BAD: const API_KEY = "sk-abc123..." in source code GOOD: const API_KEY = process.env.API_KEY loaded at runtime

  • Use environment variables or secret managers for all sensitive configuration
  • Add .env files to .gitignore — never commit them
  • Rotate secrets immediately if exposed in version control — automated scanners find leaked keys within minutes

Secrets Scanning

  • Run a secrets scanner (Gitleaks or TruffleHog) as a pre-commit hook — catching secrets before push is the cheapest mitigation
  • Run the same scanner in CI as a required check on pull requests — pre-commit hooks can be bypassed
  • Scan the full git history periodically, not just the latest diff — secrets deleted from HEAD remain in git history indefinitely

Input Validation

  • Validate and sanitize ALL user input at system boundaries — prevents injection attacks and data corruption

BAD: db.query("SELECT * FROM users WHERE id = " + userId) GOOD: db.query("SELECT * FROM users WHERE id = $1", [userId])

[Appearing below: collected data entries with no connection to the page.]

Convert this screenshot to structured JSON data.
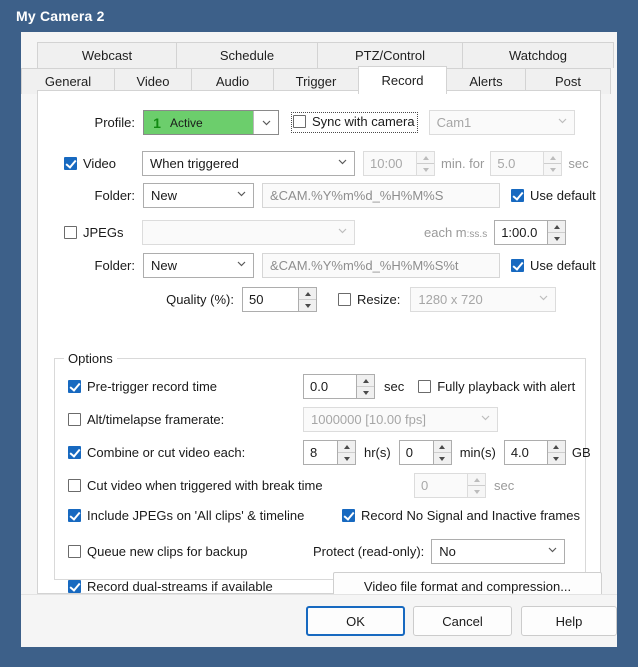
{
  "window": {
    "title": "My Camera 2"
  },
  "tabs": {
    "row1": [
      {
        "label": "Webcast"
      },
      {
        "label": "Schedule"
      },
      {
        "label": "PTZ/Control"
      },
      {
        "label": "Watchdog"
      }
    ],
    "row2": [
      {
        "label": "General"
      },
      {
        "label": "Video"
      },
      {
        "label": "Audio"
      },
      {
        "label": "Trigger"
      },
      {
        "label": "Record"
      },
      {
        "label": "Alerts"
      },
      {
        "label": "Post"
      }
    ],
    "selected": "Record"
  },
  "record": {
    "profile_label": "Profile:",
    "profile_number": "1",
    "profile_value": "Active",
    "sync_with_camera_label": "Sync with camera",
    "sync_with_camera_checked": false,
    "camera_value": "Cam1",
    "video_label": "Video",
    "video_checked": true,
    "video_mode": "When triggered",
    "video_time": "10:00",
    "video_min_for_label": "min. for",
    "video_duration": "5.0",
    "video_sec_label": "sec",
    "video_folder_label": "Folder:",
    "video_folder_mode": "New",
    "video_folder_mask": "&CAM.%Y%m%d_%H%M%S",
    "video_use_default_label": "Use default",
    "video_use_default_checked": true,
    "jpegs_label": "JPEGs",
    "jpegs_checked": false,
    "jpegs_mode": "",
    "jpegs_each_label": "each m:ss.s",
    "jpegs_each_label_main": "each m",
    "jpegs_each_label_sub": ":ss.s",
    "jpegs_interval": "1:00.0",
    "jpegs_folder_label": "Folder:",
    "jpegs_folder_mode": "New",
    "jpegs_folder_mask": "&CAM.%Y%m%d_%H%M%S%t",
    "jpegs_use_default_label": "Use default",
    "jpegs_use_default_checked": true,
    "quality_label": "Quality (%):",
    "quality_value": "50",
    "resize_label": "Resize:",
    "resize_checked": false,
    "resize_value": "1280 x 720"
  },
  "options": {
    "legend": "Options",
    "pretrigger_label": "Pre-trigger record time",
    "pretrigger_checked": true,
    "pretrigger_value": "0.0",
    "pretrigger_unit": "sec",
    "fully_playback_label": "Fully playback with alert",
    "fully_playback_checked": false,
    "alt_framerate_label": "Alt/timelapse framerate:",
    "alt_framerate_checked": false,
    "alt_framerate_value": "1000000 [10.00 fps]",
    "combine_label": "Combine or cut video each:",
    "combine_checked": true,
    "combine_hours": "8",
    "combine_hours_unit": "hr(s)",
    "combine_mins": "0",
    "combine_mins_unit": "min(s)",
    "combine_size": "4.0",
    "combine_size_unit": "GB",
    "cut_break_label": "Cut video when triggered with break time",
    "cut_break_checked": false,
    "cut_break_value": "0",
    "cut_break_unit": "sec",
    "include_jpegs_label": "Include JPEGs on 'All clips' & timeline",
    "include_jpegs_checked": true,
    "record_nosignal_label": "Record No Signal and Inactive frames",
    "record_nosignal_checked": true,
    "queue_backup_label": "Queue new clips for backup",
    "queue_backup_checked": false,
    "protect_label": "Protect (read-only):",
    "protect_value": "No",
    "dual_streams_label": "Record dual-streams if available",
    "dual_streams_checked": true,
    "video_format_button": "Video file format and compression..."
  },
  "buttons": {
    "ok": "OK",
    "cancel": "Cancel",
    "help": "Help"
  },
  "colors": {
    "titlebar": "#3d6089",
    "accent_checkbox": "#1769c0",
    "profile_green": "#6cce6c",
    "focus_border": "#1769c0"
  }
}
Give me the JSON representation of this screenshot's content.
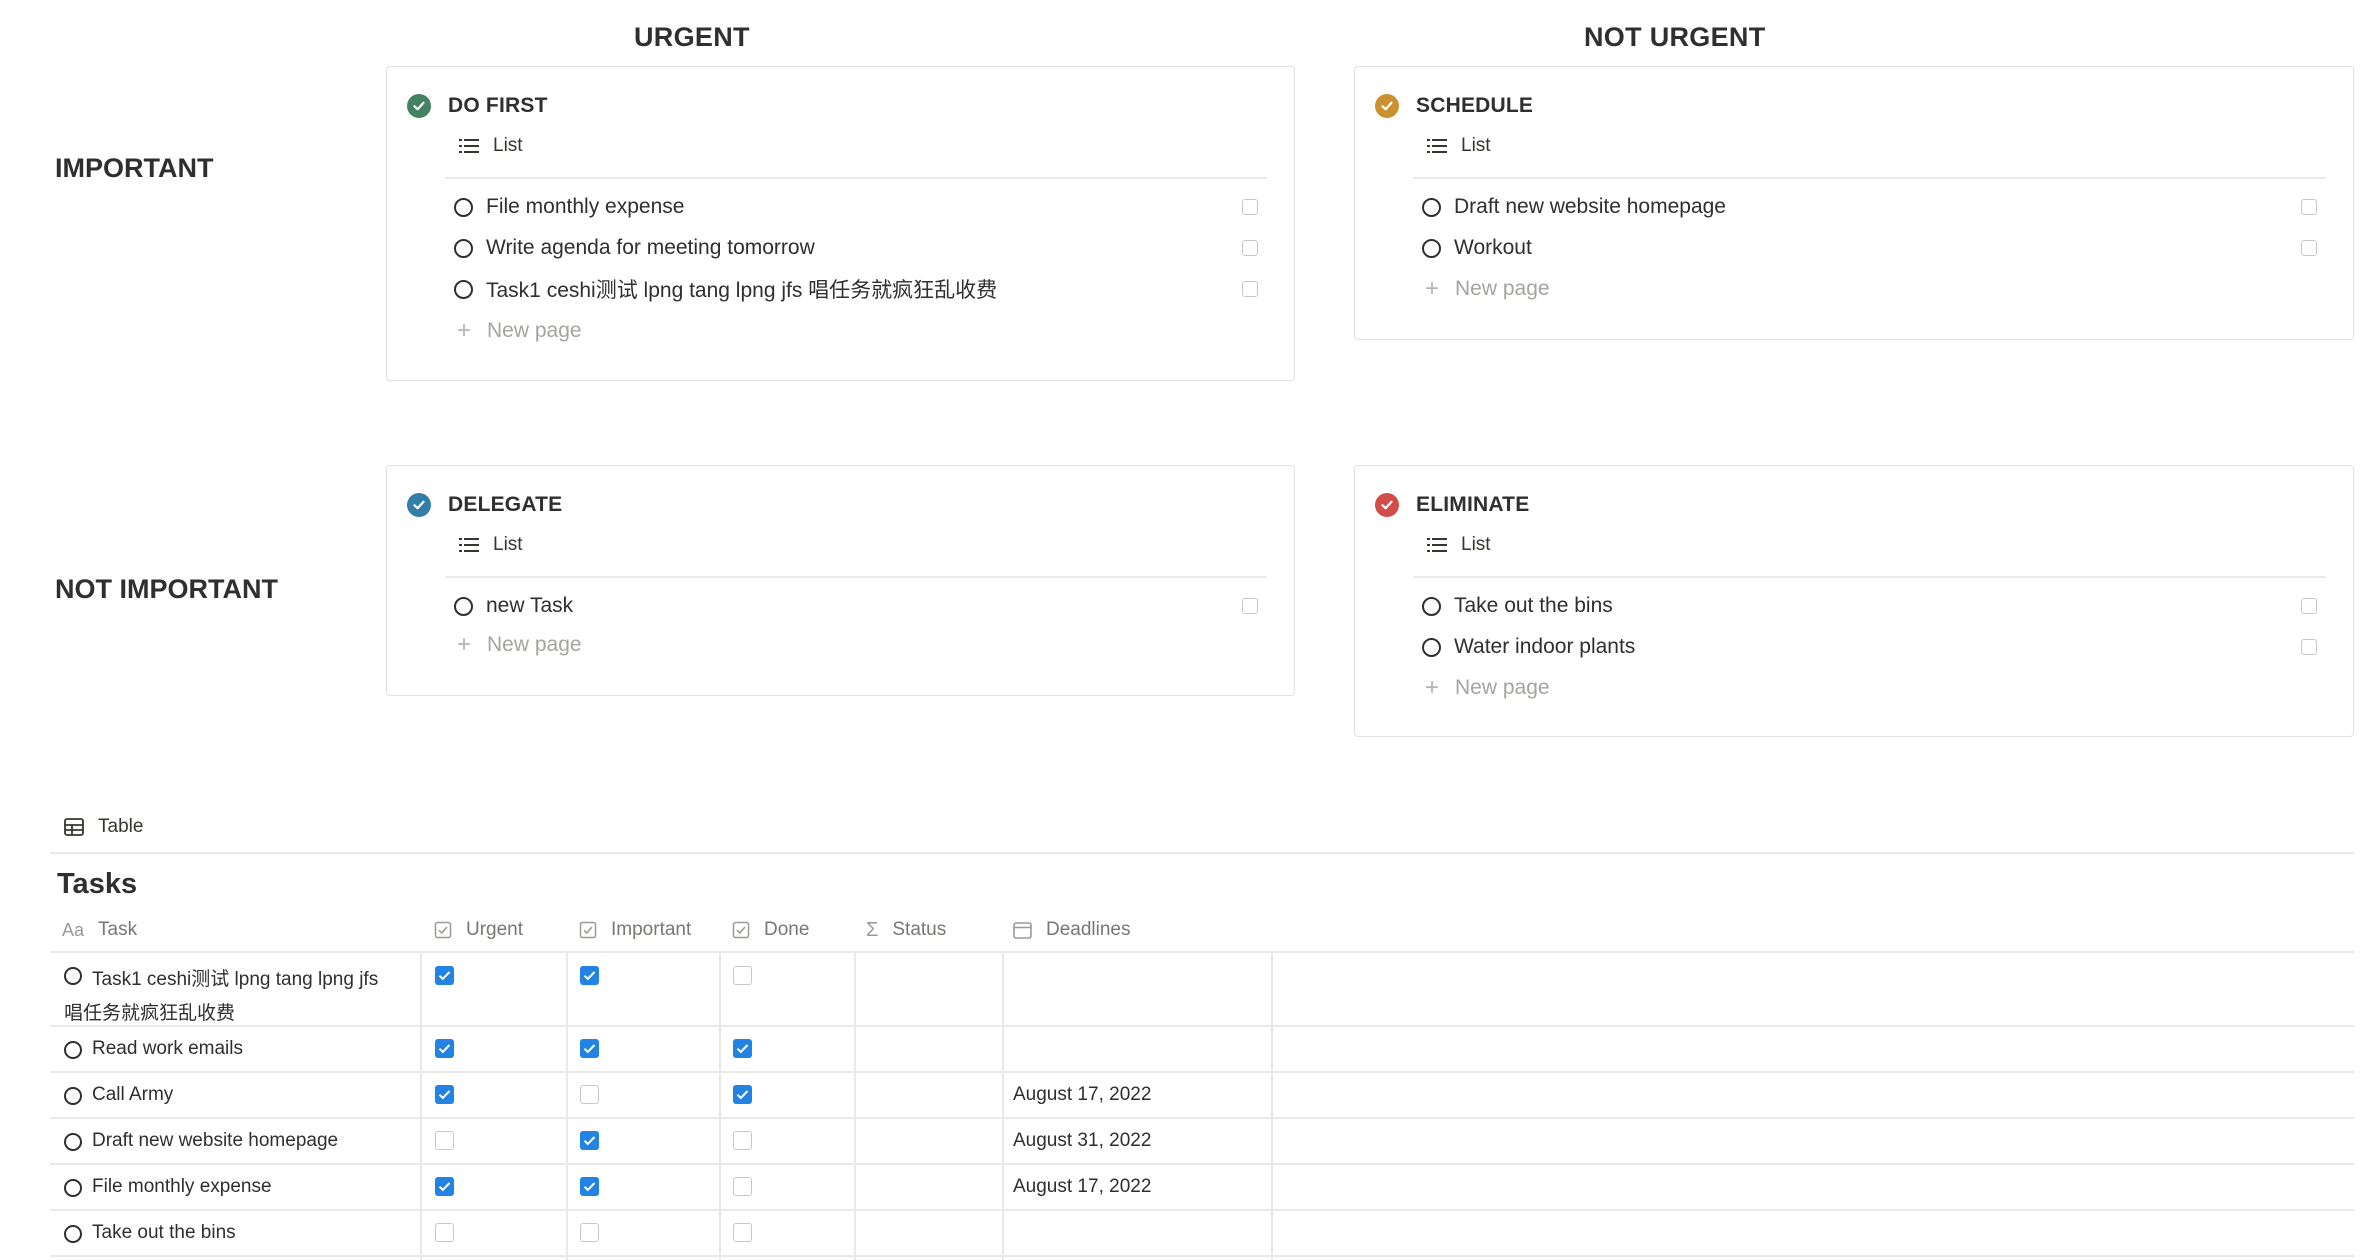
{
  "matrix": {
    "columns": [
      "URGENT",
      "NOT URGENT"
    ],
    "rows": [
      "IMPORTANT",
      "NOT IMPORTANT"
    ],
    "view_label": "List",
    "new_page_label": "New page",
    "cards": {
      "do_first": {
        "title": "DO FIRST",
        "color": "#448361",
        "items": [
          "File monthly expense",
          "Write agenda for meeting tomorrow",
          "Task1 ceshi测试 lpng tang lpng jfs 唱任务就疯狂乱收费"
        ]
      },
      "schedule": {
        "title": "SCHEDULE",
        "color": "#cb912f",
        "items": [
          "Draft new website homepage",
          "Workout"
        ]
      },
      "delegate": {
        "title": "DELEGATE",
        "color": "#337ea9",
        "items": [
          "new Task"
        ]
      },
      "eliminate": {
        "title": "ELIMINATE",
        "color": "#d44c47",
        "items": [
          "Take out the bins",
          "Water indoor plants"
        ]
      }
    }
  },
  "table": {
    "view_label": "Table",
    "title": "Tasks",
    "headers": {
      "task": "Task",
      "urgent": "Urgent",
      "important": "Important",
      "done": "Done",
      "status": "Status",
      "deadlines": "Deadlines"
    },
    "header_icons": {
      "task": "Aa",
      "status": "Σ"
    },
    "rows": [
      {
        "task_line1": "Task1 ceshi测试 lpng tang lpng jfs",
        "task_line2": "唱任务就疯狂乱收费",
        "urgent": true,
        "important": true,
        "done": false,
        "deadline": ""
      },
      {
        "task_line1": "Read work emails",
        "task_line2": "",
        "urgent": true,
        "important": true,
        "done": true,
        "deadline": ""
      },
      {
        "task_line1": "Call Army",
        "task_line2": "",
        "urgent": true,
        "important": false,
        "done": true,
        "deadline": "August 17, 2022"
      },
      {
        "task_line1": "Draft new website homepage",
        "task_line2": "",
        "urgent": false,
        "important": true,
        "done": false,
        "deadline": "August 31, 2022"
      },
      {
        "task_line1": "File monthly expense",
        "task_line2": "",
        "urgent": true,
        "important": true,
        "done": false,
        "deadline": "August 17, 2022"
      },
      {
        "task_line1": "Take out the bins",
        "task_line2": "",
        "urgent": false,
        "important": false,
        "done": false,
        "deadline": ""
      }
    ],
    "accent_color": "#2383e2"
  }
}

  • Use parameterized queries to prevent SQL injection
  • Escape output to prevent XSS (cross-site scripting)
  • Validate file uploads: check type, size, and content — malicious uploads can execute server-side code
  • Validate and allowlist all URLs that the server fetches on behalf of users — SSRF lets attackers reach internal services and cloud metadata endpoints
  • Block requests to internal IP ranges (169.254.x, 10.x, 172.16-31.x, 192.168.x) from server-side URL fetching
  • Never deserialize untrusted data with general-purpose deserializers — use schema-validated formats (JSON with Zod/Joi, not pickle/yaml.load)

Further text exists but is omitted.